Por Martin Iglesias, responsável pela Recomendação de Investimentos do Itaú Unibanco
13 fev 2026
Em 18 de janeiro de 1772 nascia David Ricardo, um dos pilares do pensamento econômico clássico. Poucos economistas conseguiram formular uma ideia tão simples e, ao mesmo tempo, tão poderosa quanto a teoria das vantagens comparativas. Na essência, Ricardo mostrou que o comércio internacional não é um jogo de soma zero. Mesmo países menos eficientes podem prosperar se se especializarem naquilo que fazem relativamente melhor.
O comércio foi tratado como um vetor quase automático de crescimento e estabilidade. O mundo parecia ter se tornado definitivamente ricardiano.
Os últimos anos trouxeram choques que Ricardo não chegou a ver, mas que colocaram seus pressupostos sob tensão. Pandemia, conflitos geopolíticos, rupturas nas cadeias produtivas, disputas tecnológicas e reindustrialização forçada mudaram o debate. Países passaram a aceitar menos eficiência em troca de segurança. A lógica da especialização passou a conviver com a lógica da resiliência. O comércio continuou essencial, mas deixou de ser neutro.
É nesse ambiente que o preço do dinheiro volta a falar mais alto. E, no sistema financeiro global, poucos preços são tão simbólicos quanto o do dólar.
A dinâmica recente do câmbio americano pode ser bem resumida por uma ideia conhecida como o Dollar Smile, formulada por Stephen Jen. A intuição é elegante. O dólar tende a se fortalecer nos extremos do ciclo global. Quando o mundo vai mal, o dólar sobe por ser reserva de valor, ativo de liquidez e refúgio. Quando os Estados Unidos vão bem demais em relação ao resto do mundo, o dólar também sobe, atraindo capital por diferencial de crescimento e juros. Ele só perde força nos momentos intermediários, quando o crescimento global é mais equilibrado e o apetite a risco se espalha.
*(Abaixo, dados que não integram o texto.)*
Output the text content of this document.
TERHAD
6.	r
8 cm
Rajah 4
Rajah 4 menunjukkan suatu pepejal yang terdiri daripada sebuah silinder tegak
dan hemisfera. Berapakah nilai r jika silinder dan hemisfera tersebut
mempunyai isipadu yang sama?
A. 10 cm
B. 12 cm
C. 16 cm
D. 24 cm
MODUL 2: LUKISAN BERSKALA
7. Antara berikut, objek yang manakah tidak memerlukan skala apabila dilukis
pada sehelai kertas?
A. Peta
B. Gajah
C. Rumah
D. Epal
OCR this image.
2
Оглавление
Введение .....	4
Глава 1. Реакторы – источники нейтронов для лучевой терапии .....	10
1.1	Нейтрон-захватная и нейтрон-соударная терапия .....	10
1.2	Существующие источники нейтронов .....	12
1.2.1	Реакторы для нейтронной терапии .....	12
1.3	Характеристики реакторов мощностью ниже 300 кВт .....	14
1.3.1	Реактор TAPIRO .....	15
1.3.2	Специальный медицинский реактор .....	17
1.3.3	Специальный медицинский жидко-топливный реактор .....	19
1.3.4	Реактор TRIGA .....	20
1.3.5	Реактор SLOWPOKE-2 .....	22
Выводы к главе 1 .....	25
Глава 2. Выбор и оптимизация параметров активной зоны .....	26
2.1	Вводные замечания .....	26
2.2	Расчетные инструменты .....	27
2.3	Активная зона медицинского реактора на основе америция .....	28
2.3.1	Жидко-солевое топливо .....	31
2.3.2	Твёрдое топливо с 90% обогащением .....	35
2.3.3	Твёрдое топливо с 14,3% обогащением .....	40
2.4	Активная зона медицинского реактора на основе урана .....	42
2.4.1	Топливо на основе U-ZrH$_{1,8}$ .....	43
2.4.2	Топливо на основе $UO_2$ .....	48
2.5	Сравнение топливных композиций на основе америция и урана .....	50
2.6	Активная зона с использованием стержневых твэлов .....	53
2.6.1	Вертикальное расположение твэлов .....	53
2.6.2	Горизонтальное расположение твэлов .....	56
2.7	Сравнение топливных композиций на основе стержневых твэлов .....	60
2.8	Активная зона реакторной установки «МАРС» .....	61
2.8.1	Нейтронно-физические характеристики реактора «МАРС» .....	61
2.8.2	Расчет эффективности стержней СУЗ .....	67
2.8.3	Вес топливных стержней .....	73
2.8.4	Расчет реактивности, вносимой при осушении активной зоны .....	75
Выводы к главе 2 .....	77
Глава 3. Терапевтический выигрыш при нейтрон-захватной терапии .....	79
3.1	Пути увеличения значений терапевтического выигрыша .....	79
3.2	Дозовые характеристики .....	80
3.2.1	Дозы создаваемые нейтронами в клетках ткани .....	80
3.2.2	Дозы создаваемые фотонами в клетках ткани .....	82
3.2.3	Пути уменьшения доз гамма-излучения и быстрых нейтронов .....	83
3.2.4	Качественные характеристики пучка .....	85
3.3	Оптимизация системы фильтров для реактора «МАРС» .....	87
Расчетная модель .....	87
O sorriso do dólar é, na prática, a tradução financeira das tensões que Ricardo não precisou enfrentar. Em um mundo integrado, mas fragmentado politicamente, o capital reage menos à eficiência pura e mais à percepção de risco relativo. O dólar deixa de ser apenas moeda e passa a ser termômetro do ciclo global.
Isso ajuda a entender por que previsões lineares sobre câmbio costumam falhar. O dólar pode se valorizar mesmo com déficits fiscais elevados. Pode subir em recessões e também em expansões. O que importa não é o estado absoluto da economia americana, mas sua posição relativa no ciclo global e o nível de incerteza do sistema.
Para os mercados, essa lógica tem implicações diretas. Quando o mundo se aproxima do lado esquerdo do sorriso, ativos defensivos ganham espaço, a volatilidade sobe e moedas emergentes sofrem. Quando o mundo se desloca para o lado direito, ações americanas, tecnologia e renda fixa em dólar tendem a atrair fluxos. Apenas no meio do sorriso surgem janelas mais claras para risco global, diversificação cambial e valorização de mercados fora do eixo central.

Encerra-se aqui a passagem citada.